STRIATAL VERMITTELTE REORGANISATIONEN KORTIKALER BEWEGUNGSREPRÄSENTATIONEN

Der Hippokampus und das Striatum vermitteln verzögert auftretende Leistungsverbesserungen
Folgt man den skizzierten Befunden, dann treten beobachtbare kortikale Reorganisationen von Bewegungsrepräsentationen erst nach bestimmten Trainingsumfängen auf. Initiale Lernfortschritte gehen dagegen  mit  Plastizitätsvorgängen  im  Striatum  und  in  den  kortikostriatalen  Schleifen  einher.  Nach  einem  motorischen  Training treten  Leistungsverbesserungen  verzögert  auf.  Die  Leistungsverbesserungen werden mit zunehmendem zeitlichem Abstand zum Training  störungsunanfälliger.  Dies  spiegelt  möglicherweise  den Transfer motorischer Gedächtnisinhalte in andere Gehirnbereiche wider.
Für deklarative Gedächtnisinhalte ist der leistungssteigernde Effekt durch Schlaf bei Konsolidierungsvorgängen bereits seit längerem bekannt. Hierbei spielt der Hippokampus eine bedeutende Rolle: Bei Ratten konnte beobachtet werden, dass nach der Exploration eines Raumes während des folgenden Schlafs im Hippokampus genau diejenigen Neurone, die die Repräsentation des Raumes ausbildeten,  nochmals  aktiviert  wurden  (7, 28).  Vergleichbare  Ergebnisse liegen aus Studien an Menschen vor. Spielten Probanden ein Computerspiel, bei dem sie lernten, durch eine virtuelle Stadt zu navigieren – was mit neuronalen Aktivitäten im Hippokampus einherging  –  wurden  im  Schlaf  vergleichbare  Aktivierungsmuster beobachtet. Dabei schnitten die Probanden am nächsten Tag beim Navigieren desto besser ab, je stärker die Signale im Hippokampus beim Schlafen waren (41).

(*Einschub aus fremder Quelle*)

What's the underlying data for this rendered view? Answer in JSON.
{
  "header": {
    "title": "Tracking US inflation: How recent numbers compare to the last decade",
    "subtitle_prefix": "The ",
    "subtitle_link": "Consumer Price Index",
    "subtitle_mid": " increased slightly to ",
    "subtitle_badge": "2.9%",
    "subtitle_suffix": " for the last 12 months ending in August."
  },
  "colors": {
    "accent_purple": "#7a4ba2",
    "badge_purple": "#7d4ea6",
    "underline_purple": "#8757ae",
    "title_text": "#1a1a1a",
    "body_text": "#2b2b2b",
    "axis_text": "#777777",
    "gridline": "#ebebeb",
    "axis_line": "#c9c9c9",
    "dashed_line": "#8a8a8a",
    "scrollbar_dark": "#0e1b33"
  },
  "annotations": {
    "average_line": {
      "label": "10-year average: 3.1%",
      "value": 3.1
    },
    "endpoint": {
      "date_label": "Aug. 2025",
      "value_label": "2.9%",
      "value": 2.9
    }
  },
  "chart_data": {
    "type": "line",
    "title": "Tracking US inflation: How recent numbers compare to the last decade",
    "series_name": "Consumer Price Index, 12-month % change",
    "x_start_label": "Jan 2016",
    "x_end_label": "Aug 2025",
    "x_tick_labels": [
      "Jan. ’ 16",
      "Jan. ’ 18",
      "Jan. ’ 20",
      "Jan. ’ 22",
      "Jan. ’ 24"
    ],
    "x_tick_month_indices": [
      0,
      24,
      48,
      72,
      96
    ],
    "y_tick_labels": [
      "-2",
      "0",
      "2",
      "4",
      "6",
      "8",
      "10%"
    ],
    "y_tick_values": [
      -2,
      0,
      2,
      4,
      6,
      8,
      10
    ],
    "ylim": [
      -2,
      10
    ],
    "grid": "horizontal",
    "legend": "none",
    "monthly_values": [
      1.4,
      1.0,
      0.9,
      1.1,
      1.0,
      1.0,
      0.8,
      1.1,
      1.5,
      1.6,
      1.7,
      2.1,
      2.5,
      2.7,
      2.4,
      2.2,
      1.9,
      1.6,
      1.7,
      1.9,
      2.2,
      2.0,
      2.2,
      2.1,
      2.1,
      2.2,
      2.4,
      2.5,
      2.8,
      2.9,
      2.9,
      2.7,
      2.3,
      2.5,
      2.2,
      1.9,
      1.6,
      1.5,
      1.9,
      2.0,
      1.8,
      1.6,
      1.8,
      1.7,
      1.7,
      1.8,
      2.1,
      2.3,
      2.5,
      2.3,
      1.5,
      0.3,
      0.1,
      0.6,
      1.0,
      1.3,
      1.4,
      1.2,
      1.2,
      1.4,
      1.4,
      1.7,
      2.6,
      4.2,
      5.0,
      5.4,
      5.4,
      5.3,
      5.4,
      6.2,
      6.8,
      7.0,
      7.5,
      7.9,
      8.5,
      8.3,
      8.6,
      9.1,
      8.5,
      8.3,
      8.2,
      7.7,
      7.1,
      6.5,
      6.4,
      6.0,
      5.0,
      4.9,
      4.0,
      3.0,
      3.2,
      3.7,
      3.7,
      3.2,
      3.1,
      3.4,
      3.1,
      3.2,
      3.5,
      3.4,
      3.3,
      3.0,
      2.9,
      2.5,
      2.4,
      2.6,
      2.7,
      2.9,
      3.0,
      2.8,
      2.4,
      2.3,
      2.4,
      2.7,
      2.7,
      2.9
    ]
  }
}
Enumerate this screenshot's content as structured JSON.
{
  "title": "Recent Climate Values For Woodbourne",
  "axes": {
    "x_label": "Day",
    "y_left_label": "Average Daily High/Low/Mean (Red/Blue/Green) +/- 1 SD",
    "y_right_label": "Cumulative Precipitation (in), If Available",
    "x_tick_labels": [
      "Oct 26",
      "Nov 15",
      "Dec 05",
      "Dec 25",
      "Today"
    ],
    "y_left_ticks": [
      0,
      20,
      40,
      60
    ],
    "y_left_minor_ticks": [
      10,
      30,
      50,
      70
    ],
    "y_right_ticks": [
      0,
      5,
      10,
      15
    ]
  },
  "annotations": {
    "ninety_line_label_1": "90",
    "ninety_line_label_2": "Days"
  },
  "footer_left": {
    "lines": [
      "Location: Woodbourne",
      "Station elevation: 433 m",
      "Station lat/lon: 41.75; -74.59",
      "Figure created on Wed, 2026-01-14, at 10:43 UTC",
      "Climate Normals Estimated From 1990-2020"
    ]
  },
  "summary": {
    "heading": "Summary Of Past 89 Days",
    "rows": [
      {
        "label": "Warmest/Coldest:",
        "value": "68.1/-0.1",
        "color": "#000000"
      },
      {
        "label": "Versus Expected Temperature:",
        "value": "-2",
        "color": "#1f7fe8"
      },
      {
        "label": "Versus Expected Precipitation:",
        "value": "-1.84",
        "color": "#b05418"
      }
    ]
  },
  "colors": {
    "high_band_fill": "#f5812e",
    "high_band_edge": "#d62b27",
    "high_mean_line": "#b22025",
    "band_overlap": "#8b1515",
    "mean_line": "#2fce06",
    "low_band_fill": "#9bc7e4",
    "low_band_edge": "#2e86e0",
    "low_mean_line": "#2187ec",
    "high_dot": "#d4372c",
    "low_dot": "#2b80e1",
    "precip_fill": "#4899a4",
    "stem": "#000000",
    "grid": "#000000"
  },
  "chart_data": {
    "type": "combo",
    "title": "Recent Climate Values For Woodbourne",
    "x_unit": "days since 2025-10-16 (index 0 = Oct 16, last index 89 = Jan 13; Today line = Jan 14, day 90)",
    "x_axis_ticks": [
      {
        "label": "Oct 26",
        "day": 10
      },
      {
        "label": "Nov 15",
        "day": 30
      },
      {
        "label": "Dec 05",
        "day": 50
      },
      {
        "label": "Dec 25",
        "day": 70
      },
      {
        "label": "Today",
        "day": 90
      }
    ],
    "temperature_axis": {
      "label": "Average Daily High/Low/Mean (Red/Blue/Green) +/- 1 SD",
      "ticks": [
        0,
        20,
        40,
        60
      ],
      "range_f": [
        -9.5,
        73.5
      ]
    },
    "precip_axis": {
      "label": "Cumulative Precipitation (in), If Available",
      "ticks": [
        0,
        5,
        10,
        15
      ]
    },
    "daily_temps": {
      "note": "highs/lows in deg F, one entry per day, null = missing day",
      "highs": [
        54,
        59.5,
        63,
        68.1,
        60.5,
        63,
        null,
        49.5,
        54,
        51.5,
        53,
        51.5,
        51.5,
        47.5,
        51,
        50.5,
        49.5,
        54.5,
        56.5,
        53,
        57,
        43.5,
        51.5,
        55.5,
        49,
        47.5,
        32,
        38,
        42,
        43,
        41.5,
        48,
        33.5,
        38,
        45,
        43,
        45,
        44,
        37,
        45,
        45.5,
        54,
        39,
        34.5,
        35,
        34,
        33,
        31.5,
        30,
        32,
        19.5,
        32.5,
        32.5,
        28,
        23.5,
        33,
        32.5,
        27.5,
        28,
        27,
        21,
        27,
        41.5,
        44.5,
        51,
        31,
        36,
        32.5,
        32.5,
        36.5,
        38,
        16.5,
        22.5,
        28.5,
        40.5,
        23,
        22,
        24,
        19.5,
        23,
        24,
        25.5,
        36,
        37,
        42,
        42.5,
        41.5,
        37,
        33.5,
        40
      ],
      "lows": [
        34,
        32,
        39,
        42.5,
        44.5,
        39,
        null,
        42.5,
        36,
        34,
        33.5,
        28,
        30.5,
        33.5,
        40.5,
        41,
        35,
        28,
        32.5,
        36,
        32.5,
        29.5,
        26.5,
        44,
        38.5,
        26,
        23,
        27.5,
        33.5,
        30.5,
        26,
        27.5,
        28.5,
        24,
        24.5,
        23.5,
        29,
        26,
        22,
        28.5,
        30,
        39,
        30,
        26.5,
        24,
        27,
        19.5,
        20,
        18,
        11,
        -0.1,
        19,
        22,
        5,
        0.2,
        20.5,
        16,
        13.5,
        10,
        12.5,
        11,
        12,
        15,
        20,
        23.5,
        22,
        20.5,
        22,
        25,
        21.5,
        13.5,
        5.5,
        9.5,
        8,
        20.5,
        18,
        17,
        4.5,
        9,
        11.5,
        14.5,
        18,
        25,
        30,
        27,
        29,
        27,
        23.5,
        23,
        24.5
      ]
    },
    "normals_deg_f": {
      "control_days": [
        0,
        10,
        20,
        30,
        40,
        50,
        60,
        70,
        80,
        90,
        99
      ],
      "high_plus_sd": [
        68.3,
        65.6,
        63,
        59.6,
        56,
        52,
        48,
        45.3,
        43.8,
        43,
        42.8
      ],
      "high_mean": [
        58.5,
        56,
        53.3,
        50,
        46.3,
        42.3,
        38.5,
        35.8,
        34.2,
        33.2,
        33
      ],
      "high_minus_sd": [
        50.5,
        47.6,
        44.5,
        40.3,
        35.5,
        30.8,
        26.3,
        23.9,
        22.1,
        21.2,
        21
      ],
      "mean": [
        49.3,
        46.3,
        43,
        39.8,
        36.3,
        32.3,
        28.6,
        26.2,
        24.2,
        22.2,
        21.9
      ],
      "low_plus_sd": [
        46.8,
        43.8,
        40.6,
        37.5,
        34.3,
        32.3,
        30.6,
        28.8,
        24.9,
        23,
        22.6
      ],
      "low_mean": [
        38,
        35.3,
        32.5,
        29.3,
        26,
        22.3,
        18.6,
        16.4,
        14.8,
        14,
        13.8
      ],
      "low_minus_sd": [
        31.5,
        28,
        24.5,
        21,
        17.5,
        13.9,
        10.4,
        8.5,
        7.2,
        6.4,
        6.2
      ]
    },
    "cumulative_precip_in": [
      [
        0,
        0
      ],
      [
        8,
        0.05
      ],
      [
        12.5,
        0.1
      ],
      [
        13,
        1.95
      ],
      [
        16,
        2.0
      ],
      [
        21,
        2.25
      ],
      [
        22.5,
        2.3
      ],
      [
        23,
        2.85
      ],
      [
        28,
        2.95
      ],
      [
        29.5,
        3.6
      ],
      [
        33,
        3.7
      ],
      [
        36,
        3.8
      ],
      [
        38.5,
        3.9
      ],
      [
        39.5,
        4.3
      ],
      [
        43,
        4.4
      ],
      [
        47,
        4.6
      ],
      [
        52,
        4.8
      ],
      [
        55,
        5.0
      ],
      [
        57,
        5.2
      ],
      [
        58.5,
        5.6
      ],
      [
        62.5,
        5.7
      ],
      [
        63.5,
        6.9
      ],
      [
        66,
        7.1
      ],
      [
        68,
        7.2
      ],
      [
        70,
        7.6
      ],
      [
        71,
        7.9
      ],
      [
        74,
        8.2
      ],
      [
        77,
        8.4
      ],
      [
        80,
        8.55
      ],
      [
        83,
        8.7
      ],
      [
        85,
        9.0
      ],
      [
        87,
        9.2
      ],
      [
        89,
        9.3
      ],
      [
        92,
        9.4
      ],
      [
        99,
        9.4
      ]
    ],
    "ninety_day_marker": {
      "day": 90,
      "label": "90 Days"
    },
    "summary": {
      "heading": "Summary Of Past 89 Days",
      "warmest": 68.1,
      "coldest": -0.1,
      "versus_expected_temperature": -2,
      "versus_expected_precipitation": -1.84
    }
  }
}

Während beim Navigieren der Hippokampus höchste Bedeutung besitzt, werden motorische Handlungen aus spezifischen neuronalen Aktivierungsmustern im Kortex und in den Basalganglien hervorgehen.  So  werden  in  frühen  Phasen  motorischen  Lernens auftretende  synaptische  Veränderungen  in  kortikostriatalen Schleifen und im Striatum mit fortschreitendem Training auch zu Veränderungen der Aktivierungsmuster in kortikalen Netzwerken führen.  Da  die  kortikalen,  synaptischen  Plastizitätsvorgänge  eine wiederholte, korrelierte neuronale Aktivierung erfordern (3), werden  diese  Veränderungen  in  den  kortikalen  Aktivierungsmustern dort  synaptischen  Veränderungen  bewirken.  Dies  deutet  auf  die Möglichkeit  hin,  dass  die  Veränderungen  kortikaler  Bewegungsrepräsentationen  und  die  verzögert  auftretenden  Leistungsfortschritte nach motorischem Training über die synaptischen Veränderungen kortikostriataler Schleifen und des Striatums vermittelt werden.  Tatsächlich  beobachtete  man  bei  dem  Training  einer okulomotorischen  Reaktionszeitaufgabe,  dass  sich  die  Aktivierungen des Hippokampus’ und des Striatums linear zu den späten Leistungsverbesserungen verhalten, die nach Schlaf über Nacht am nächsten  Tag  beobachtet  werden  (2).  Ähnliche  striatale  Aktivierungsbezüge wurden auch beim Erlernen einer Bewegungsabfolge der  Finger   beobachtet  (11).  Weiterhin  standen  die  frühen,  trainingsunabhängigen  Leistungssteigerungen,  die  5  bis  30  Minuten nach  einem  Training  beobachtet  wurden,  in  engem  Zusammenhang zu den Leistungssteigerungen, die 48 Stunden nach dem Training gemessen wurden (19). Bei Parkinsonpatienten, die Störungen im  impliziten  Lernen  von  Bewegungssequenzen  zeigen,  wurden während des Erlernens einer Bewegungssequenz im Vergleich zur Kontrollgruppe  deutliche  Unterschiede  in  den  Aktivierungsmustern  des  kortikostriatalen  Systems  und  ein  Ausbleiben  der  striatalen Aktivität während der frühen Lernphase beobachtet (33).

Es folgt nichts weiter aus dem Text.